The government is planning to create a ‘wealth fund’ to turn around loss-making state-owned enterprises (SOEs). The PTI’s election manifesto also outlined a number of steps in this regard such as corporatisation of SOEs and transferring their ownership to the wealth fund, appointing non-political and autonomous boards, signing performance contracts with agreed KPIs, selecting outstanding professional CEOs on merit, offering performance-linked compensation and committing to zero political interference. If the proposed wealth fund can make all of this happen, it will indeed be a remarkable achievement.
However, what the government is trying to set up is not a wealth fund and rather a holding company. The problems that the government is trying to resolve are related less to the form and more to the substance. And the KPIs that the government is looking for are already there in many cases.
The biggest sovereign wealth funds are owned by the Saudi Arabia, Kuwait, the UAE, Norway and China. These are state-owned investment funds created through surplus wealth. Pakistan, with a serious balance of payments crisis and a constrained fiscal space, definitely does not belong to this league.
To manage SOEs, many countries use holding companies, like Temaesk of Singapore, Khazanah of Malaysia and Crown Entity of New Zealand and that is perhaps what the government is looking for.

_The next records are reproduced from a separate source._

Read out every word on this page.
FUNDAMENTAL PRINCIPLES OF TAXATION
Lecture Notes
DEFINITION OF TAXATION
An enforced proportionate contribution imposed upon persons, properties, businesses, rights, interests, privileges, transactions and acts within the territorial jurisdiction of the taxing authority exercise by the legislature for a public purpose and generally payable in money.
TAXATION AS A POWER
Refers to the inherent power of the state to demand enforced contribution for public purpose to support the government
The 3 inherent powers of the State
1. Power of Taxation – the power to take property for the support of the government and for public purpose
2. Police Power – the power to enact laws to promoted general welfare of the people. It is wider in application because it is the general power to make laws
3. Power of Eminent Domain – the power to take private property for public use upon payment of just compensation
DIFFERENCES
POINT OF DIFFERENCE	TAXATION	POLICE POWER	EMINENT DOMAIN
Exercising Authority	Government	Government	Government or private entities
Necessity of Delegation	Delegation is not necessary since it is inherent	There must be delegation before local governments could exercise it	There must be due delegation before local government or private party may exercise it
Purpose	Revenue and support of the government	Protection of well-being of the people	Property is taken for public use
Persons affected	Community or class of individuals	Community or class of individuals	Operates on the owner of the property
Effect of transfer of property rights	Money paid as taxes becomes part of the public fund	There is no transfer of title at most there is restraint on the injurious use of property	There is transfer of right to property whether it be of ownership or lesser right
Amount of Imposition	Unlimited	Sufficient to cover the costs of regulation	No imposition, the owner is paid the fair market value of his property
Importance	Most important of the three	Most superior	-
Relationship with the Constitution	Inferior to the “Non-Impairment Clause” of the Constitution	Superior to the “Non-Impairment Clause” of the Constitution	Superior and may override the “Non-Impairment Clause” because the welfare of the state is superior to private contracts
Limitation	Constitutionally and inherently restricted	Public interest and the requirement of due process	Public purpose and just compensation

In Pakistan, the federal government has equity in 200+ commercial and semi-commercial organisations. Most of these are making heavy losses, costing more than Rs1 trillion a year to the government exchequer, in the form of direct fiscal transfers, subsidies to end users, sovereign credit guarantees and other heads. Ironically, such generous financial support at the expense of taxpayers’ money comes without any performance conditions to improve.
Most of these SOEs are run like government departments ripe with inefficiency, corruption and patronage, resulting in growing liabilities, accumulated losses and poor service delivery to the citizens. Years of mismanagement have taken their toll in terms of eroding infrastructure and excessive and politicised labour with outdated skills.
Creating a holding company for Pakistan may not be a bad idea, but to turn around these loss-making SOEs, the company will need investment, which in turn would require fiscal transfers, equity injection or new sovereign credit guarantees. What remains unclear is that in the wake of existing fiscal crunch, how the government is going to create that fiscal space.
More importantly, most of these companies even now operate under seemingly independent boards that often conveniently succumb to political pressures. Wouldn’t we have similar people on the board of this holding company too, facing the same pressures? Many attempts in the past to turn around or privatise these SOEs fell victim to political pressures. How will the new holding company be better positioned to take tough political decisions?
And while bureaucrats and technocrats keep on talking about fancy performance framework and KPIs, they don’t realise that for public companies, stock price is the biggest KPI and an easy and clear metric of performance.
Let’s consider the case of PIA. Don’t we all know that the real problem to fix is the 14,000-strong workforce and an employee-to-aircraft ratio of nearly 450, which is almost four times as high as that of Air India? Do we really think that the new wealth fund will be able to somehow make the downsizing decisions easy? PIA’s share was four times as high as the current price 14 years ago. Do we still need some new KPIs to better understand PIA’s dismal performance?
The fact of the matter is that we do not require a special holding company and instead need political will. Establishing the fund will be the easiest part but manifesting that political will is going to be the real challenge and that is what the government needs to think about.
Published in The Express Tribune, November 13th, 2018.